For the first painting job on the home-built dory, I used some very nice $60 a quart boat paint. Flowed on really wall and had a great shine. Only trouble way, at the end of a very muddy Grand Canyon trip, it needed another coat of paint. Now, I paint the GEM every year with $9-a-quart Rustoleum oil based paint. The boat looks GREAT at the put-in, and at the take-out, needs another coat of paint! Have fun Curtis!!


----------



## curtis catman (Sep 29, 2015)

That is what l used also. Rustolem oil base. I mixed one quart of green wild three quarts of blue to get a better teal. This boat has been 4 different colors in two weeks.


----------



## curtis catman (Sep 29, 2015)

Ran the Upper Gauley today in the drift boat. Got hung up in some little no name rapid. Other than that l smoothed it.

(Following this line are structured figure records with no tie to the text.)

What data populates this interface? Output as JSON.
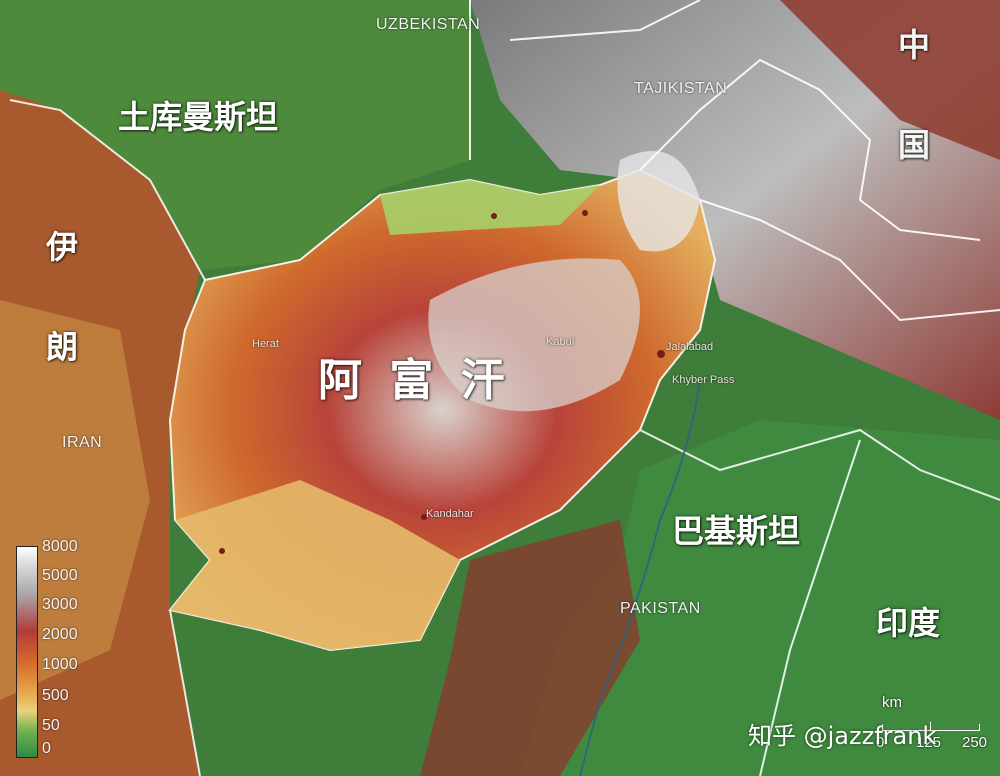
{
  "countries": {
    "afghanistan_cn": "阿 富 汗",
    "turkmenistan_cn": "土库曼斯坦",
    "iran_cn_1": "伊",
    "iran_cn_2": "朗",
    "iran_en": "IRAN",
    "uzbekistan_en": "UZBEKISTAN",
    "tajikistan_en": "TAJIKISTAN",
    "china_cn_1": "中",
    "china_cn_2": "国",
    "pakistan_cn": "巴基斯坦",
    "pakistan_en": "PAKISTAN",
    "india_cn": "印度"
  },
  "cities": {
    "herat": "Herat",
    "kabul": "Kabul",
    "jalalabad": "Jalalabad",
    "kandahar": "Kandahar",
    "khyber": "Khyber Pass"
  },
  "legend": {
    "ticks": [
      "8000",
      "5000",
      "3000",
      "2000",
      "1000",
      "500",
      "50",
      "0"
    ]
  },
  "scale": {
    "unit": "km",
    "ticks": [
      "0",
      "125",
      "250"
    ]
  },
  "watermark": "知乎 @jazzfrank",
  "colors": {
    "lowland": "#2e8b45",
    "plain": "#e9d27a",
    "hill": "#d76b2a",
    "mountain": "#b23a3a",
    "peak": "#ffffff"
  }
}
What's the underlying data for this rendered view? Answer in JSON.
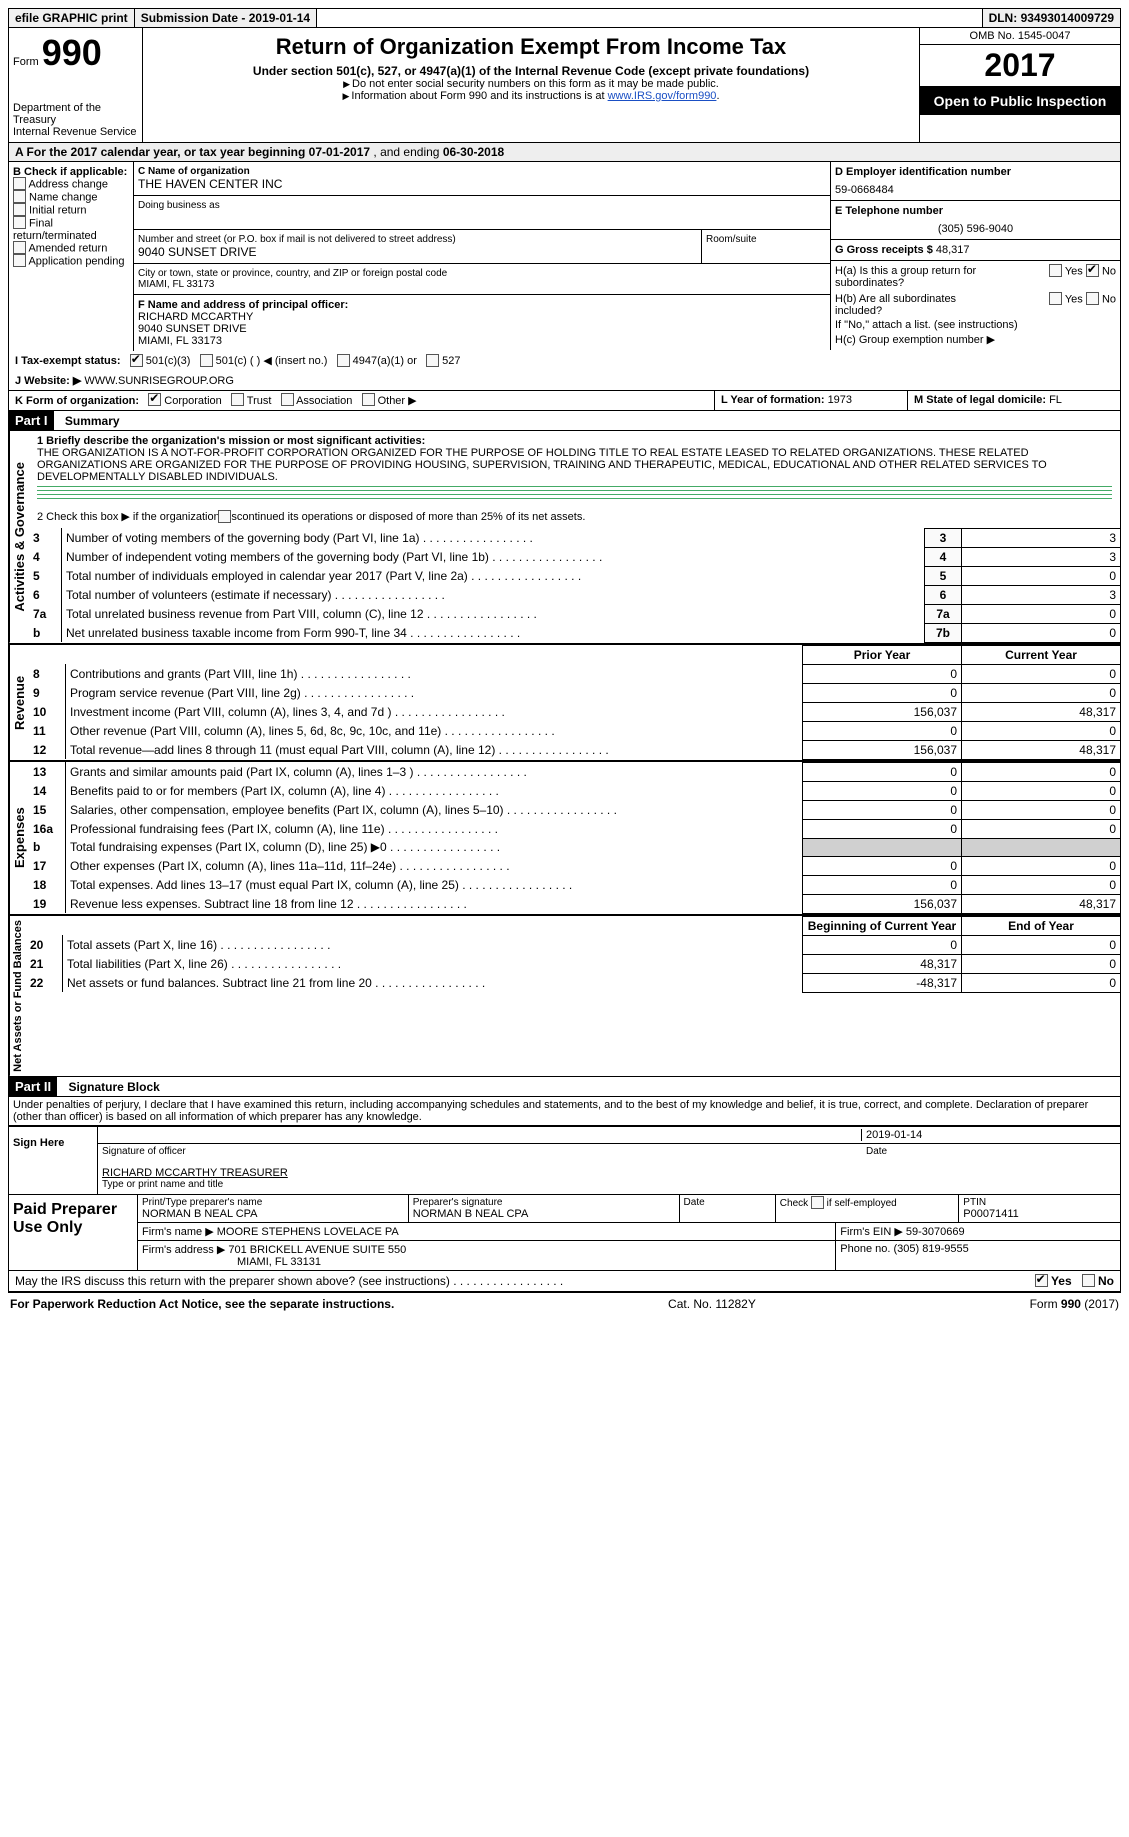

There will be an article in Dirtbagpaddler magazine.


----------



## k2andcannoli (Feb 28, 2012)

Sweet Curtis!


----------



## curtis catman (Sep 29, 2015)

Drift boat at Pillow


----------



## curtis catman (Sep 29, 2015)

Running the meat.


----------



## curtis catman (Sep 29, 2015)

I could not have done this without help from my support team on and off the river. They know who they are, Thanks again.


----------



## mattman (Jan 30, 2015)

Man that's freekin' awesome!


----------